We tried to contact the Hortonville Historical Society, and ended up talking with the lady who runs it, Joan Docktor and her daughter, Elizabeth Docktor. They invited us to their home to tell us about the event. They were alive, and lived right across from the school when the strike…well…struck! Joan told us all about how scary it was because it seemed like the whole town was involved and she said you could see the hate on everyone’s faces. It wasn’t even safe for kids to go to school. She talked about how the strike divided the entire town.
We saw pictures in newspapers she had of people walking up and down the sidewalks yelling and carrying signs stating what they wanted to change. She said that local people who weren’t teachers gathered in groups in a local bar to form vigilante groups and discuss the strikes. She also told us about how she didn’t even want to look out her front window. She told us how people knocked on her door and asked if they could set up chairs in her driveway to watch the striking teachers because they were fascinated by the conflict. Police officers were there to control the scene. Teachers from other towns came in to help show their support for the strikers.
Elizabeth said she wasn’t even allowed to play outside because the strike was too intense; that there was even a gun reported on the grounds. Some say it was a hunter who accidentally forgot to take his gun out of his truck; others say that he brandished the gun in a threatening way.

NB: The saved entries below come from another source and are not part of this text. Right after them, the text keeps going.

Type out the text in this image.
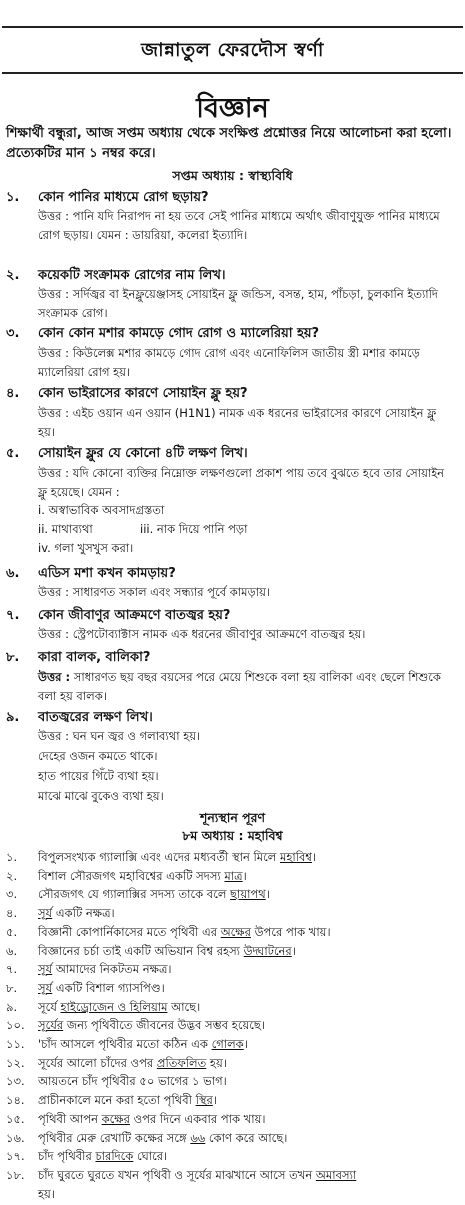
জান্নাতুল ফেরদৌস স্বর্ণা
বিজ্ঞান
শিক্ষার্থী বন্ধুরা, আজ সপ্তম অধ্যায় থেকে সংক্ষিপ্ত প্রশ্নোত্তর নিয়ে আলোচনা করা হলো। প্রত্যেকটির মান ১ নম্বর করে।
সপ্তম অধ্যায় : স্বাস্থ্যবিধি
১. কোন পানির মাধ্যমে রোগ ছড়ায়?
উত্তর : পানি যদি নিরাপদ না হয় তবে সেই পানির মাধ্যমে অর্থাৎ জীবাণুযুক্ত পানির মাধ্যমে রোগ ছড়ায়। যেমন : ডায়রিয়া, কলেরা ইত্যাদি।
২. কয়েকটি সংক্রামক রোগের নাম লিখ।
উত্তর : সর্দিজ্বর বা ইনফ্লুয়েঞ্জাসহ সোয়াইন ফ্লু জন্ডিস, বসন্ত, হাম, পাঁচড়া, চুলকানি ইত্যাদি সংক্রামক রোগ।
৩. কোন কোন মশার কামড়ে গোদ রোগ ও ম্যালেরিয়া হয়?
উত্তর : কিউলেক্স মশার কামড়ে গোদ রোগ এবং এনোফিলিস জাতীয় স্ত্রী মশার কামড়ে ম্যালেরিয়া রোগ হয়।
৪. কোন ভাইরাসের কারণে সোয়াইন ফ্লু হয়?
উত্তর : এইচ ওয়ান এন ওয়ান (H1N1) নামক এক ধরনের ভাইরাসের কারণে সোয়াইন ফ্লু হয়।
৫. সোয়াইন ফ্লুর যে কোনো ৪টি লক্ষণ লিখ।
উত্তর : যদি কোনো ব্যক্তির নিম্নোক্ত লক্ষণগুলো প্রকাশ পায় তবে বুঝতে হবে তার সোয়াইন ফ্লু হয়েছে। যেমন :
i. অস্বাভাবিক অবসাদগ্রস্ততা
ii. মাথাব্যথা	iii. নাক দিয়ে পানি পড়া
iv. গলা খুসখুস করা।
৬. এডিস মশা কখন কামড়ায়?
উত্তর : সাধারণত সকাল এবং সন্ধ্যার পূর্বে কামড়ায়।
৭. কোন জীবাণুর আক্রমণে বাতজ্বর হয়?
উত্তর : স্ট্রেপটোব্যাক্টাস নামক এক ধরনের জীবাণুর আক্রমণে বাতজ্বর হয়।
৮. কারা বালক, বালিকা?
উত্তর : সাধারণত ছয় বছর বয়সের পরে মেয়ে শিশুকে বলা হয় বালিকা এবং ছেলে শিশুকে বলা হয় বালক।
৯. বাতজ্বরের লক্ষণ লিখ।
উত্তর : ঘন ঘন জ্বর ও গলাব্যথা হয়।
দেহের ওজন কমতে থাকে।
হাত পায়ের গিঁটে ব্যথা হয়।
মাঝে মাঝে বুকেও ব্যথা হয়।
শূন্যস্থান পূরণ
৮ম অধ্যায় : মহাবিশ্ব
১. বিপুলসংখ্যক গ্যালাক্সি এবং এদের মধ্যবর্তী স্থান মিলে মহাবিশ্ব।
২. বিশাল সৌরজগৎ মহাবিশ্বের একটি সদস্য মাত্র।
৩. সৌরজগৎ যে গ্যালাক্সির সদস্য তাকে বলে ছায়াপথ।
৪. সূর্য একটি নক্ষত্র।
৫. বিজ্ঞানী কোপার্নিকাসের মতে পৃথিবী এর অক্ষের উপরে পাক খায়।
৬. বিজ্ঞানের চর্চা তাই একটি অভিযান বিশ্ব রহস্য উদ্ঘাটনের।
৭. সূর্য আমাদের নিকটতম নক্ষত্র।
৮. সূর্য একটি বিশাল গ্যাসপিণ্ড।
৯. সূর্যে হাইড্রোজেন ও হিলিয়াম আছে।
১০. সূর্যের জন্য পৃথিবীতে জীবনের উদ্ভব সম্ভব হয়েছে।
১১. 'চাঁদ আসলে পৃথিবীর মতো কঠিন এক গোলক।
১২. সূর্যের আলো চাঁদের ওপর প্রতিফলিত হয়।
১৩. আয়তনে চাঁদ পৃথিবীর ৫০ ভাগের ১ ভাগ।
১৪. প্রাচীনকালে মনে করা হতো পৃথিবী স্থির।
১৫. পৃথিবী আপন কক্ষের ওপর দিনে একবার পাক খায়।
১৬. পৃথিবীর মেরু রেখাটি কক্ষের সঙ্গে ৬৬ কোণ করে আছে।
১৭. চাঁদ পৃথিবীর চারদিকে ঘোরে।
১৮. চাঁদ ঘুরতে ঘুরতে যখন পৃথিবী ও সূর্যের মাঝখানে আসে তখন অমাবস্যা
হয়।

They both showed us many newspapers from the time of the strikes, and they were all so helpful. We got to copy a bunch of articles and pictures and even take home two newspapers that they had doubles of! This type of primary source research will help me prove my thesis with my NHD project. I can’t wait to keep working on it. I would like to thank both of them again for all of the amazing primary sources they gave and everything they did for us.